Austritt des Mondes
Man muß sich durchaus klarmachen, daß
der Mensch erst später die dichte Stofflichkeit annahm, die er
jetzt die seinige nennt, und zwar erst ganz allmählich. Will man
sich von seiner Leiblichkeit auf der jetzt besprochenen
Entwickelungsstufe eine Vorstellung machen, so kann man das am
besten, wenn man sie sich denkt ähnlich einem Wasserdampf oder
einer in der Luft schwebenden Wolke. Nur ist diese Vorstellung
natürlich eine solche, die sich der Wirklichkeit ganz
äußerlich nähert. Denn die Feuerwolke
«Mensch» ist innerlich belebt und organisiert. Im
Verhältnis aber zu dem, was der Mensch später geworden ist,
hat man ihn sich seelisch auf dieser Stufe als schlummernd, ganz
dämmerhaft bewußt noch vorzustellen. Alles, was
Intelligenz, Verstand, Vernunft genannt werden kann, fehlt noch
diesem Wesen. Es bewegt sich, mehr schwebend als schreitend, durch
vier gliedmaßenähnliche Organe vorwärts,
seitwärts, rückwärts, nach allen Seiten. Im
übrigen ist über die Seele dieser Wesen ja schon einiges
gesagt worden.
Aber man darf nicht denken,
daß die Bewegungen oder andere Lebensäußerungen dieser
Wesen unvernünftig oder regellos verliefen. Sie waren vielmehr
vollkommen gesetzmäßig. Alles, was geschah, hatte Sinn und
Bedeutung. Nur war die leitende Macht, der Verstand, nicht in den
Wesen selbst. Sie wurden vielmehr von einem Verstande dirigiert, der
außerhalb ihrer selbst war. Höhere, reifere Wesen, als sie
selbst waren, umschwebten sie gleichsam und leiteten sie. Denn das
ist die wichtige Grundeigenschaft des Feuernebels, daß sich in
ihm die Menschenwesen auf der charakterisierten Stufe ihres Daseins
verkörpern konnten, daß aber gleichzeitig in ihm auch
höhere Wesen Leib annehmen konnten und so mit den Menschen in
voller Wechselwirkung standen. Der Mensch hatte seine Triebe,
Instinkte, Leidenschaften bis zu der Stufe gebracht, daß diese
im Feuernebel sich gestalten konnten. Die andern angeführten
Wesen aber konnten mit ihrer Vernunft, mit ihrem verständigen
Walten innerhalb dieses Feuernebels schaffen. Diese letzteren hatten
ja noch höhere Fähigkeiten, durch die sie in obere Regionen
hinaufreichten. Von diesen Regionen gingen ihre Entschlüsse,
ihre Impulse aus; aber in dem Feuernebel erschienen die
tatsächlichen Wirkungen dieser Entschlüsse. Alles, was auf
der Erde durch Menschen geschah, entsprang dem geregelten Verkehr des
menschlichen Feuernebelkörpers mit demjenigen dieser
höheren Wesen. — Man kann also sagen, der Mensch strebte
in einem Aufstieg. Er sollte in dem Feuernebel im menschlichen Sinne
höhere Eigenschaften entwickeln, als er früher hatte. Die
anderen Wesen aber strebten nach dem Materiellen hinunter. Sie waren
auf dem Wege, ihre schaffenden Kräfte in immer dichteren und
dichteren stofflichen Formen zum Dasein zu bringen. Für sie
bedeutet das im weiteren Sinne ja keineswegs eine Erniedrigung. Man
muß sich gerade über diesen Punkt völlig klar werden.

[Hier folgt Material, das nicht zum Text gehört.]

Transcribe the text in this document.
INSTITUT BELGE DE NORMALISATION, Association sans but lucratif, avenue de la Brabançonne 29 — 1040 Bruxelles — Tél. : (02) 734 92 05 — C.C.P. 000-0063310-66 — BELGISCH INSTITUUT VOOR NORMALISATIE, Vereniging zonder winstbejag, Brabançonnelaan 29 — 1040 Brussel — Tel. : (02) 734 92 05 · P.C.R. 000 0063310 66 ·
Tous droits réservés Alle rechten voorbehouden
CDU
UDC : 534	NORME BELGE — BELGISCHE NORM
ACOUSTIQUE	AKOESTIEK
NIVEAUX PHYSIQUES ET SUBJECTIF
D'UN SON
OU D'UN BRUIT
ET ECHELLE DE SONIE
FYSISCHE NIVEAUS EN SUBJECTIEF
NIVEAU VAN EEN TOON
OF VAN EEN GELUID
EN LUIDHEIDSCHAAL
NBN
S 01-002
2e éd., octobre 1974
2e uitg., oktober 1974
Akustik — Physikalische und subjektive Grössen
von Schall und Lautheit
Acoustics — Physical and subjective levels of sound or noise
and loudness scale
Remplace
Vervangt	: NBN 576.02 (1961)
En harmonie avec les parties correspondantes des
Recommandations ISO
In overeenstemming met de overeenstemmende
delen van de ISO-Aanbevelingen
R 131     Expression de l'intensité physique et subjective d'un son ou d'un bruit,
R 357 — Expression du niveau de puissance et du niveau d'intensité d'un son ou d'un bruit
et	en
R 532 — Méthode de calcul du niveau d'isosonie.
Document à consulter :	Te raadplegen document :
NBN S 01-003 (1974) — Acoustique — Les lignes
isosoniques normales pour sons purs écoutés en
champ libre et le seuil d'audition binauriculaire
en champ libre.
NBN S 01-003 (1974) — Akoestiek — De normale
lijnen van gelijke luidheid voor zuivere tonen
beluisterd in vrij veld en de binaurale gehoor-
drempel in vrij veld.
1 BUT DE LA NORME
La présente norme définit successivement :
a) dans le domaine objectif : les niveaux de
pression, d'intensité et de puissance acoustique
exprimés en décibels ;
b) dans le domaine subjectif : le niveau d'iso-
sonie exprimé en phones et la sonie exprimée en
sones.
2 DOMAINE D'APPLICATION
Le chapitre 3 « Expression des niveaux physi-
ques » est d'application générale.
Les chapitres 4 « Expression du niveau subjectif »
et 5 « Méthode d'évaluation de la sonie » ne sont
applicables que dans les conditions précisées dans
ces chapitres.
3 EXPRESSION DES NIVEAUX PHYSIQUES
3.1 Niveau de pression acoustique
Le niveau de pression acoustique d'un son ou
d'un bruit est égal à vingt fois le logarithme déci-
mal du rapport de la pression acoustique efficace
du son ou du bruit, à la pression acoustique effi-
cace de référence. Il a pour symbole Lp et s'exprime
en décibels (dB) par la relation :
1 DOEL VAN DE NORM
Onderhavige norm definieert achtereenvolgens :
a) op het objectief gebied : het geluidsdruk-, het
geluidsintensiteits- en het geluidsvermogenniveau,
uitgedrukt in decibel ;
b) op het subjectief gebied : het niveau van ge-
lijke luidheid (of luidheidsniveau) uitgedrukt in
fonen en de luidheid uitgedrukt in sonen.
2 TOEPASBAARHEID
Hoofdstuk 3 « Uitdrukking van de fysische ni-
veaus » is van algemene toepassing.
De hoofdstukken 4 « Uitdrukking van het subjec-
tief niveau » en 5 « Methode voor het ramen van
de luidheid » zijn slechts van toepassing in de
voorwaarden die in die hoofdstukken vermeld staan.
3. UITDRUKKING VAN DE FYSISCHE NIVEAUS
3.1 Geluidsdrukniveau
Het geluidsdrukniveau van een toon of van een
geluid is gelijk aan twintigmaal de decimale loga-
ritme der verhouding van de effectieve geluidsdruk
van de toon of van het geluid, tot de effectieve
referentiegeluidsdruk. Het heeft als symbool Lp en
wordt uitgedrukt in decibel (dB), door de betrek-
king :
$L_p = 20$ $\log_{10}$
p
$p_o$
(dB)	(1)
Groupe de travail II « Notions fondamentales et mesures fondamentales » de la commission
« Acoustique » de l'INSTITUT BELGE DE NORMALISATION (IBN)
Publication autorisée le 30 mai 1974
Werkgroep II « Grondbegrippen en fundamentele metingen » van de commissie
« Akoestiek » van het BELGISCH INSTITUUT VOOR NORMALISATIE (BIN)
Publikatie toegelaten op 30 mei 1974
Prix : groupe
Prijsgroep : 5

Es ist höhere Macht und Fähigkeit, dichtere Formen der
Stofflichkeit zu dirigieren als dünnere. Auch diese höheren
Wesen hatten in früheren Zeiträumen ihrer Entwickelung eine
ähnlich eingeschränkte Macht wie etwa jetzt der Mensch.
Auch sie hatten, wie der Mensch in der Gegenwart, einmal nur Macht
über das, was in «ihrem Innern» vorging. Und es
gehorchte ihnen nicht die äußere derbe Materie. Jetzt
strebten sie einem Zustande entgegen, in dem sie Außendinge
magisch lenken und leiten sollten. Sie waren also in dem
geschilderten Zeitraume dem Menschen voraus. Er strebte hinauf, um
erst in feineren Materien den Verstand zu verkörpern, damit
dieser später nach außen wirken könne; sie hatten
früher sich bereits den Verstand eingekörpert und erhielten
jetzt magische Kraft, um den Verstand hineinzugliedern in die sie
umgebende Welt. Der Mensch bewegte sich somit aufwärts
durch die Feuernebelstufe, sie drangen durch eben diese Stufe
abwärts zur Ausbreitung ihrer Macht.
Im Feuernebel können
vorzüglich diejenigen Kräfte wirksam sein, welche der
Mensch als seine niederen Leidenschaftsoder Triebkräfte kennt.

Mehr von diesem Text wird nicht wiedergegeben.